As the fishing season starts, seafood exporters eye a huge jump in shrimp exports to world markets during this fiscal year, but they are worried by a slow down in trade with China over the past two months. Fishing boats ventured out into the sea on August 1, as exporters and fishermen hope that huge landings of shrimps will mark the beginning of the new fishing season.
Exporters are waiting for the next two months to resume seafood export to China else, otherwise they will have to explore new markets. They desire a huge increase in export to China in the current financial year. “Seafood export to China has slowed down in the last two months, but we are hoping that the situation will improve in the next two months. If it does not, we will have to search new venues,” a leading seafood exporter, Akhlaq Hussain Abedi, told Business Recorder on Wednesday.
However, fishermen, boat owners and exporters are still doubtful about the size of shrimp landing: their last year’s catch was poor. “Boats have just set sails. We will know about the actual extent of the shrimp catch this year when they return. It all depends on sea behaviour,” Patron-in-Chief of Sindh Trawler Owners and Fishermen Association Sarwar Siddiqui said.

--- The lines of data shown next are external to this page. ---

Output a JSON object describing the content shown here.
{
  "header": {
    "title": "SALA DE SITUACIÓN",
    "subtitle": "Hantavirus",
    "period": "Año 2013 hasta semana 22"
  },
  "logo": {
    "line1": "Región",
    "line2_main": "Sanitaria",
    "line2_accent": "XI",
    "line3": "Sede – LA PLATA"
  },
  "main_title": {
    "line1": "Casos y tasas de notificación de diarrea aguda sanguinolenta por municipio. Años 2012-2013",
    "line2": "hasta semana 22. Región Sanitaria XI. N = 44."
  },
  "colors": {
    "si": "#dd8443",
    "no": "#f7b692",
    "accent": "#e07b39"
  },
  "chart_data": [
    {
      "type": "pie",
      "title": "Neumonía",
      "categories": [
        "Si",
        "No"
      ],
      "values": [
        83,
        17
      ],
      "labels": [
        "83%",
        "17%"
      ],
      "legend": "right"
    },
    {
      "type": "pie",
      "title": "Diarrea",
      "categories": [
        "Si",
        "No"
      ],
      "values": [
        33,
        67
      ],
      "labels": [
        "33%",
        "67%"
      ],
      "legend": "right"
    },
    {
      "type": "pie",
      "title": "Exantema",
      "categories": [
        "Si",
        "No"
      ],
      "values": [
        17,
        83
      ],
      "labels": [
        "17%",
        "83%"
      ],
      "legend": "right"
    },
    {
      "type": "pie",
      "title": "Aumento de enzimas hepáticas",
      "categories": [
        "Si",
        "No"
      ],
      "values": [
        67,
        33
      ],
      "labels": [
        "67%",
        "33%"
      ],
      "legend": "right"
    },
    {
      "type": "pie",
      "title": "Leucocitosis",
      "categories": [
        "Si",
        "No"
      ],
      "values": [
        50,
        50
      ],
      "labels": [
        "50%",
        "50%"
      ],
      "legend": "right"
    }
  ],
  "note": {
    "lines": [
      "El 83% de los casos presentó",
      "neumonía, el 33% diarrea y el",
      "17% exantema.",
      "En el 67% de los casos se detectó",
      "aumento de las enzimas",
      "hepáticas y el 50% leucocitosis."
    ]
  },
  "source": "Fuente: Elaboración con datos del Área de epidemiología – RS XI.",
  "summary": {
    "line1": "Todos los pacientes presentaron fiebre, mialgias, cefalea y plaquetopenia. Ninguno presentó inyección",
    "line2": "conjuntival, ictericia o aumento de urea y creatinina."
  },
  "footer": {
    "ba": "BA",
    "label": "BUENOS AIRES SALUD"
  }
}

However, small boats, which return compulsorily by sundown, might face navigational and landing problems at Karachi Fish Harbour, as fishermen continue complaining about congestion in dock channel created by hundreds of abandoned fishing vessels. “How will our boats reach the dock in the evening? The large number of abandoned fishing vessels is blocking the passage of catch landing,” President of Native Islanders Fishermen Association (NIFA) Asif Bhatti told Business Recorder. Akhlaq Hussain Abedi criticised the government’s decision to impose fishing ban for just one month, instead of two months, saying such a trend “may diminish marine resources”.
He said seafood export to China had slowed down in the past two months, adding that the trade decline could create difficulties for exporters. He said exporters would wait for next two months to see if full scale exports resumed. Otherwise, they would have to find new markets.
“Seafood stocks are likely to decline with exploitation continuing throughout the year without any let up. Even during the ban in July, illegal fishing was continuing,” he said. Between 100 and 200 tons of shrimps would land every day, he said, adding that with over-hunting of seafood, the country was gradually going to lose its marine resources.
“Such a big landing of shrimp in any season in the future is now impossible,” said Abedi, adding that the government should rigorously implement a two-month fishing ban to save marine life. Sarwar Siddiqui said in the first phase, around 70 large vessels left for hunting on August 1. He said rains may increase the yield of shrimps, including varieties known as Jaira and Kalari. “If shrimp yield increases this season, seafood landing may grow,” he said.
Asif Bhatti said about 100 Hela (small boats) sailed off Karachi coast in the morning and would return to dock in the evening, hoping that the first landing “will be greater in size laden with Kalari shrimp”. However, crab hunting, he said, would start in September. But it was not a priority for the fishermen. “Fishermen will go after shrimp this season,” he added.
Pakistan exported seafood worth $315.525 million in the last fiscal year which is 6.53 percent higher or $19.343 million more than the commodity’s export of $296.182 million in the previous fiscal year (2010-11). Pakistan exported 124,489 tons of seafood in the last fiscal year.